Metho and others particularly emphasise the role of the United States in the upcoming transition. The two have a long and contested relationship, as Washington has funnelled huge amounts of military and development aid to the Meles regime, particularly following the start of the US-led “war on terror”.
Today, the United States continues to run unmanned aerial “drone” flights out of a base in Ethiopia.
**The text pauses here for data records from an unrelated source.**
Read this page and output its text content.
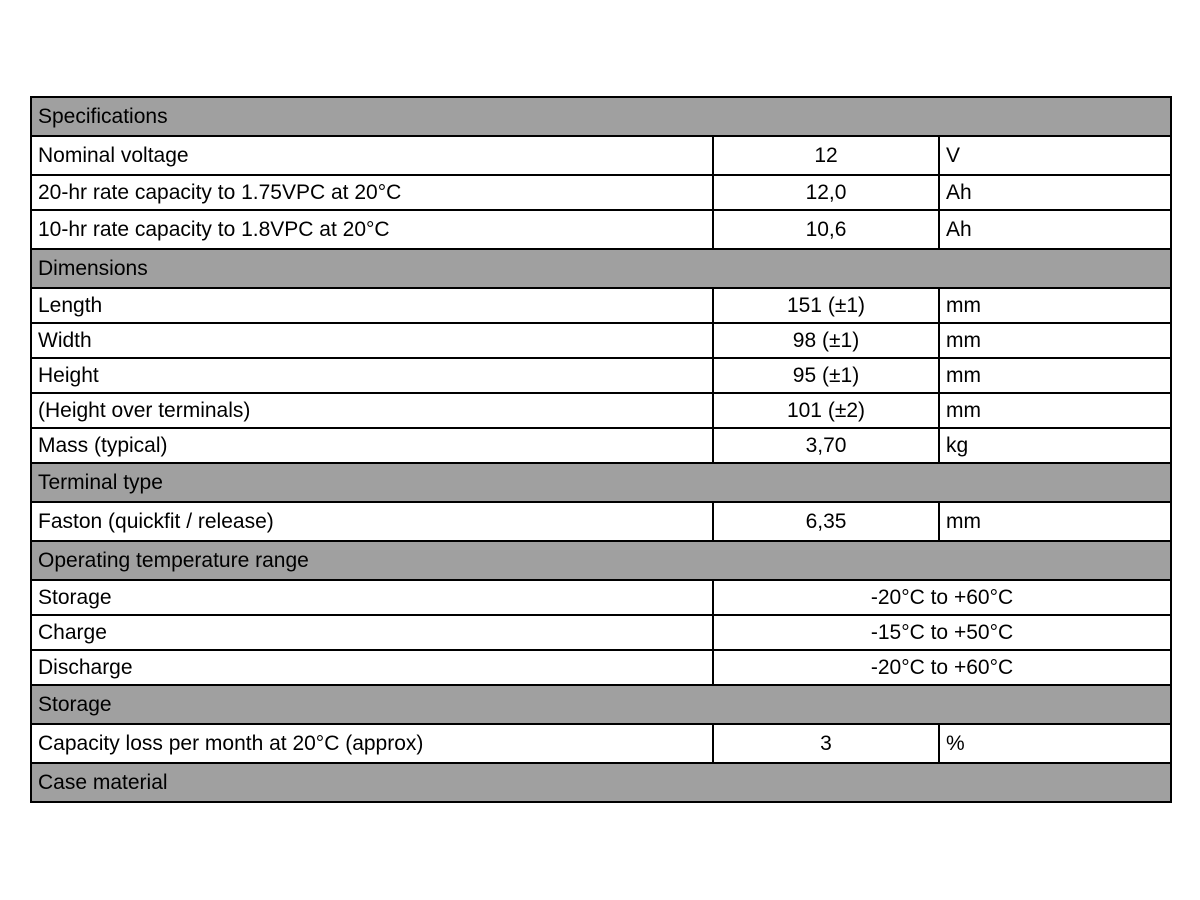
Specifications		
Nominal voltage	12	V
20-hr rate capacity to 1.75VPC at 20°C	12,0	Ah
10-hr rate capacity to 1.8VPC at 20°C	10,6	Ah
Dimensions		
Length	151 (±1)	mm
Width	98 (±1)	mm
Height	95 (±1)	mm
(Height over terminals)	101 (±2)	mm
Mass (typical)	3,70	kg
Terminal type		
Faston (quickfit / release)	6,35	mm
Operating temperature range		
Storage	-20°C to +60°C	
Charge	-15°C to +50°C	
Discharge	-20°C to +60°C	
Storage		
Capacity loss per month at 20°C (approx)	3	%
Case material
The U.S. also continues to provide significant humanitarian aid to Ethiopia, which currently brings in more foreign aid than any other country in Africa.
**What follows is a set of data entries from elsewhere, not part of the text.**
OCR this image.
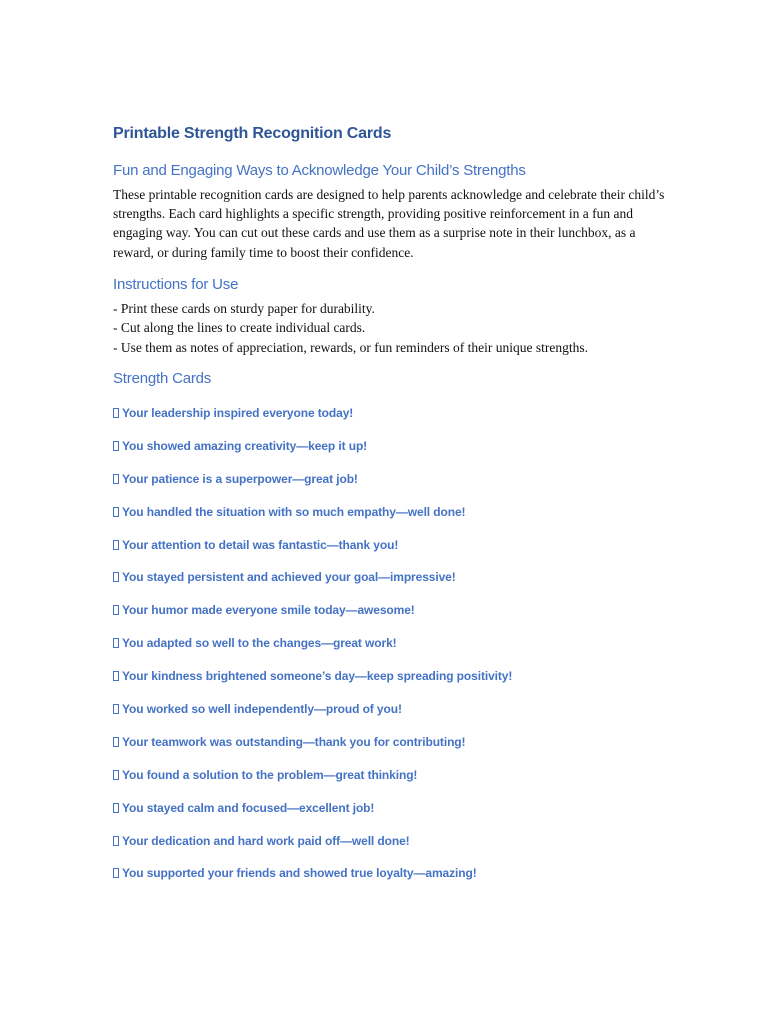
Printable Strength Recognition Cards
Fun and Engaging Ways to Acknowledge Your Child’s Strengths

These printable recognition cards are designed to help parents acknowledge and celebrate their child’s strengths. Each card highlights a specific strength, providing positive reinforcement in a fun and engaging way. You can cut out these cards and use them as a surprise note in their lunchbox, as a reward, or during family time to boost their confidence.

Instructions for Use
- Print these cards on sturdy paper for durability.
- Cut along the lines to create individual cards.
- Use them as notes of appreciation, rewards, or fun reminders of their unique strengths.
Strength Cards
Your leadership inspired everyone today!
You showed amazing creativity—keep it up!
Your patience is a superpower—great job!
You handled the situation with so much empathy—well done!
Your attention to detail was fantastic—thank you!
You stayed persistent and achieved your goal—impressive!
Your humor made everyone smile today—awesome!
You adapted so well to the changes—great work!
Your kindness brightened someone’s day—keep spreading positivity!
You worked so well independently—proud of you!
Your teamwork was outstanding—thank you for contributing!
You found a solution to the problem—great thinking!
You stayed calm and focused—excellent job!
Your dedication and hard work paid off—well done!
You supported your friends and showed true loyalty—amazing!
“The United States must seize this opportunity to recalibrate its relationship with Ethiopia and help to build strong, accountable institutions and respect for the rule of law, lest it risk…a relationship with yet another ‘strongman’ and depend on the luck of the draw over his longevity,” Amnesty International said in a statement Tuesday.
The International Crisis Group, in a report released Wednesday, similarly called on the United States, in concert with the U.K. and E.U., to “seek to play a significant role in preparing for and shaping the transition”, especially by working to strengthen capacity within the opposition.
While the initial U.S. response , including condolences from President Barack Obama and Secretary of State Hillary Clinton, merely commended Meles for his role in strengthening Ethiopia’s democracy and economy while also noting his efforts in the civil war in Sudan, subsequent days have seen a slight shift in tone.
“We have not been shy about expressing concern … with regard to journalists’ freedom, human rights, etcetera,” State Department spokesperson Victoria Nuland said Wednesday. “We would always look for further improvements that can strengthen the system and support for people across Ethiopia.”
Strengthening the opposition and loosening the reins on civil society generally is particularly important, Begashaw said, in turning away from the spectre of potential ethnic strife in a post-Meles Ethiopia.
He said the United States needs to play a role as a “credible peace broker between the opposition and the ruling party”, ensuring that the country’s politics open up, that political prisoners are released, and that organisations outlawed by Meles on grounds of “terrorism” are reinstated.
“These groups must be given the legitimate right to peacefully to participate in the political life of the country,” Begashaw said. “We can only have peace when we are trying to accommodate everyone, so long as they are peaceful – and as far as I know, all opposition groups would like to participate peacefully.”
Doing so, he explained, will buy time, allowing civil-society leaders and community opinion-makers to “go out and start talking to political activists, encouraging them to give a chance to peaceful resolution rather than armed conflict.”
A dominant ruling party
Still, others suggest that the remnants of Meles’s regime remain so strong that there is little reason to expect an outbreak of violence anytime soon.
“The ruling party is so dominant that I seriously doubt that there will be internal turmoil. They control 99 percent of the seats at the federal, regional and local levels,” a former U.S. official and Horn of Africa expert told IPS on condition of anonymity.
“Look at the restructuring that has gone on in the past several years – the removal of the old senior leadership, bringing in a new generation of leaders, including the deputy prime minister. I think Meles knew how important a smooth transition was and saw this as the process of handing power to the next generation.”
Metho hinted that incorporating the ruling regime could well prove to be an important part of the opposition’s strategy.
“We need to make the ruling minority realise that this is a new chapter: you have nothing to be afraid of; there’s room for you in the new Ethiopia,” he said. “The old system has to be torn down, but they can be part of this.”
He continues: “We have an old proverb: If you want to go faster, go alone; if you want to go further, go together. Now’s the time to go together with all Ethiopians.”